Thesis supervisor: Kalle Kaarli, professor emeritus, University of Tartu
Opponents: Erkko Lehtonen, D. Sc. Tech., University of Lisbon, Portugal
Peeter Puusemp, professor, Tallinn University of Technology
Summary
Algebraic structures can be similar to each other in various ways. For example, they can be identical, isomorphic, term equivalent, weakly isomorphic. For rings, a well-known notion is Morita equivalence. In the thesis, the categorical equivalence of algebraic structures is considered: two algebraic structures are categorically equivalent if the varieties they generate are equivalent as categories, and the equivalence maps one of these two structures to the other. Although the categorical equivalence is weaker notion than the weak isomorphism in general, it still preserves many important properties of algebraic structures, in particular, the property to be finite. The aim of the thesis is to explore the categorical equivalence and equivalent conditions to it within the classes of classical algebraic structures. The earlier results for finite groups, finite semigroups and finite fields served as the starting point of our study. Categorical equivalence of lattices, bands and finite rings are considered in the thesis.
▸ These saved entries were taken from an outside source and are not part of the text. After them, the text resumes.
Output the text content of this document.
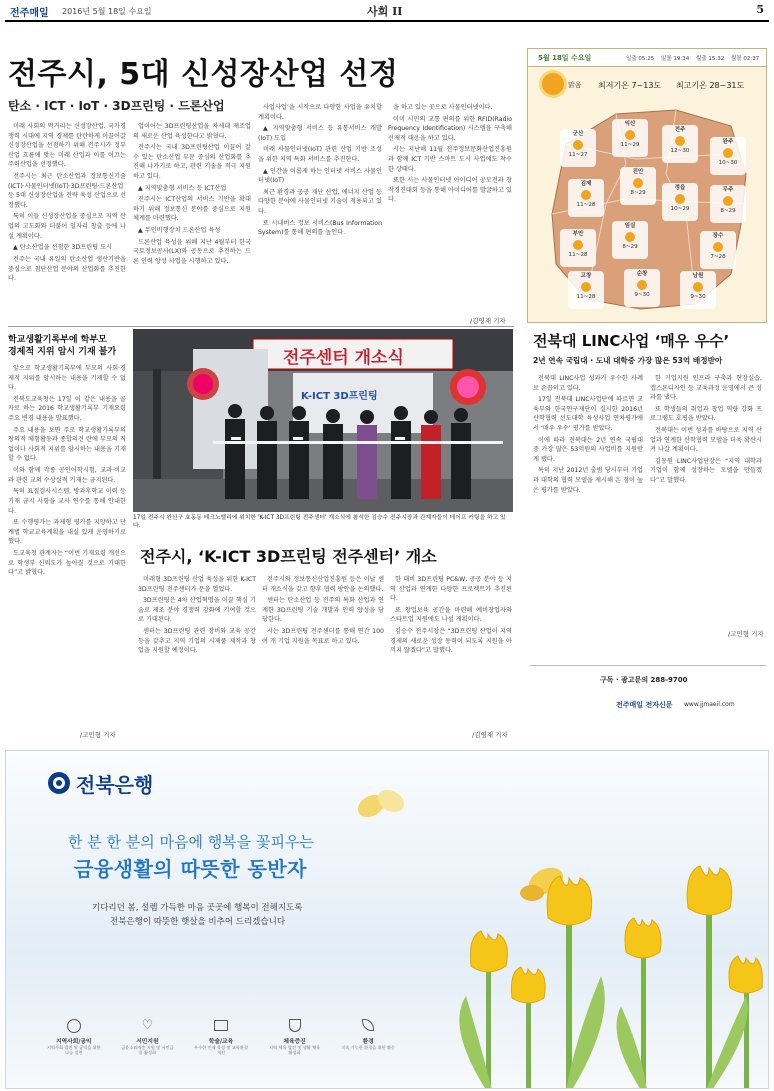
전주매일 2016년 5월 18일 수요일	사회 II	5
전주시, 5대 신성장산업 선정
탄소 · ICT · IoT · 3D프린팅 · 드론산업

미래 사회의 먹거리는 신성장산업. 국가경쟁력 시대에 지역 경제를 탄탄하게 이끌어갈 신성장산업을 선점하기 위해 전주시가 정부 산업 흐름에 맞는 미래 산업과 이를 이끄는 주력산업을 선정했다.

전주시는 최근 탄소산업과 정보통신기술(ICT)·사물인터넷(IoT)·3D프린팅·드론산업 등 5대 신성장산업을 전략 육성 산업으로 선정했다.

특히 이들 신성장산업을 중심으로 지역 산업의 고도화와 더불어 일자리 창출 등에 나설 계획이다.

▲ 탄소산업을 선점한 3D프린팅 도시

전주는 국내 유일의 탄소산업 생산기반을 중심으로 첨단산업 분야의 산업화를 추진한다.

업이어는 3D프린팅산업을 차세대 제조업의 새로운 산업 육성한다고 밝혔다.

전주시는 국내 3D프린팅산업 이끌어 갈 수 있는 탄소산업 부문 중심의 산업화를 추진해 나가기로 하고, 관련 기술을 적극 지원하고 있다.

▲ 지역맞춤형 서비스 등 ICT산업

전주시는 ICT산업의 서비스 기반을 확대하기 위해 정보통신 분야를 중심으로 지원 체계를 마련했다.

▲ 무인비행장치 드론산업 육성

드론산업 육성을 위해 지난 4월부터 한국국토정보공사(LX)와 공동으로 추진하는 드론 인력 양성 사업을 시행하고 있다.

사업사업’을 시작으로 다양한 사업을 유치할 계획이다.

▲ 지역맞춤형 서비스 등 유통서비스 개발(IoT) 도입

미래 사물인터넷(IoT) 관련 산업 기반 조성을 위한 지역 특화 서비스를 추진한다.

▲ 인간을 이롭게 하는 인터넷 서비스 사물인터넷(IoT)

최근 환경과 공공 재난 산업, 에너지 산업 등 다양한 분야에 사물인터넷 기술이 적용되고 있다.

또 시내버스 정보 서비스(Bus Information System)를 통해 편의를 높인다.

을 하고 있는 곳으로 사물인터넷이다.

이미 시민의 교통 편의를 위한 RFID(Radio Frequency Identification) 시스템을 구축해 선제적 대응을 하고 있다.

시는 지난해 11월 전주정보문화산업진흥원과 함께 ICT 기반 스마트 도시 사업에도 착수한 상태다.

또한 시는 사물인터넷 아이디어 공모전과 창작경진대회 등을 통해 아이디어를 발굴하고 있다.

/김영재 기자
학교생활기록부에 학부모
경제적 지위 암시 기재 불가

앞으로 학교생활기록부에 부모의 사회·경제적 지위를 암시하는 내용을 기재할 수 없다.

전북도교육청은 17일 이 같은 내용을 골자로 하는 2016 학교생활기록부 기재요령 주요 변경 내용을 발표했다.

주요 내용을 보면 주로 학교생활기록부의 창의적 체험활동과 종합의견 란에 부모의 직업이나 사회적 지위를 암시하는 내용을 기재할 수 없다.

이와 함께 각종 공인어학시험, 교과·비교과 관련 교외 수상실적 기재는 금지된다.

특히 표절검사시스템, 방과후학교 이력 등 기재 금지 사항을 교사 연수를 통해 안내한다.

또 수행평가는 과제형 평가를 지양하고 단계별 학교교육계획을 내실 있게 운영하기로 했다.

도교육청 관계자는 “이번 기재요령 개선으로 학생부 신뢰도가 높아질 것으로 기대한다”고 밝혔다.

/고민형 기자
전주센터 개소식
K-ICT 3D프린팅
17일 전주시 완산구 효동동 테크노밸리에 위치한 'K-ICT 3D프린팅 전주센터' 개소식에 참석한 김승수 전주시장과 관계자들이 테이프 커팅을 하고 있다.
전주시, ‘K-ICT 3D프린팅 전주센터’ 개소

미래형 3D프린팅 산업 육성을 위한 K-ICT 3D프린팅 전주센터가 문을 열었다.

3D프린팅은 4차 산업혁명을 이끌 핵심 기술로 제조 분야 경쟁력 강화에 기여할 것으로 기대된다.

센터는 3D프린팅 관련 장비와 교육 공간 등을 갖추고 지역 기업의 시제품 제작과 창업을 지원할 예정이다.

전주시와 정보통신산업진흥원 등은 이날 센터 개소식을 갖고 향후 협력 방안을 논의했다.

센터는 탄소산업 등 전주의 특화 산업과 연계한 3D프린팅 기술 개발과 인력 양성을 담당한다.

시는 3D프린팅 전주센터를 통해 연간 100여 개 기업 지원을 목표로 하고 있다.

한 대비 3D프린팅 PC&W, 공공 분야 등 지역 산업과 연계한 다양한 프로젝트가 추진된다.

또 창업보육 공간을 마련해 예비창업자와 스타트업 지원에도 나설 계획이다.

김승수 전주시장은 “3D프린팅 산업이 지역 경제의 새로운 성장 동력이 되도록 지원을 아끼지 않겠다”고 말했다.

/김영재 기자
5월 18일 수요일	일출 05:25 일몰 19:34 월출 15:32 월몰 02:37
맑음 최저기온 7~13도 최고기온 28~31도
군산
11~27
익산
11~29
전주
12~30
완주
10~30
진안
8~29	무주
8~29
김제
11~28
정읍
10~29
부안
11~28
임실
8~29
장수
7~28
고창
11~28
순창
9~30
남원
9~30
전북대 LINC사업 ‘매우 우수’
2년 연속 국립대 · 도내 대학중 가장 많은 53억 배정받아

전북대 LINC사업 성과가 우수한 사례로 손꼽히고 있다.

17일 전북대 LINC사업단에 따르면 교육부와 한국연구재단이 실시한 2016년 산학협력 선도대학 육성사업 연차평가에서 ‘매우 우수’ 평가를 받았다.

이에 따라 전북대는 2년 연속 국립대 중 가장 많은 53억원의 사업비를 지원받게 됐다.

특히 지난 2012년 출범 당시부터 기업과 대학의 협력 모델을 제시해 온 점이 높은 평가를 받았다.

한 기업지원 인프라 구축과 현장실습, 캡스톤디자인 등 교육과정 운영에서 큰 성과를 냈다.

또 학생들의 취업과 창업 역량 강화 프로그램도 호평을 받았다.

전북대는 이번 성과를 바탕으로 지역 산업과 연계한 산학협력 모델을 더욱 확산시켜 나갈 계획이다.

김동원 LINC사업단장은 “지역 대학과 기업이 함께 성장하는 모델을 만들겠다”고 말했다.

/고민형 기자
구독 · 광고문의 288-9700
전주매일 전자신문 www.jjmaeil.com
전북은행
한 분 한 분의 마음에 행복을 꽃피우는
금융생활의 따뜻한 동반자
기다리던 봄, 설렘 가득한 마음 곳곳에 행복이 전해지도록
전북은행이 따뜻한 햇살을 비추어 드리겠습니다
지역사회/공익
지역사회 발전 및 공익을 위한 나눔 실천
♡
서민지원
금융소외계층 지원 및 서민금융 활성화
학술/교육
우수한 인재 육성 및 교육환경 개선
체육증진
지역 체육 발전 및 생활 체육 활성화
환경
지속 가능한 환경을 위한 활동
Motivated by the known result that finite semigroups are categorically equivalent if and only if they are weakly isomorphic, the term equivalence of semigroups is investigated systematically. In the final part of the thesis, the so called p-categorical equivalence is considered: two algebraic structures are p-categorically equivalent if the structures obtained from them by adding all constants to the set of basic operations are categorically equivalent. In such a way, some new interesting examples of categorical equivalence are obtained, based on both groups and lattices.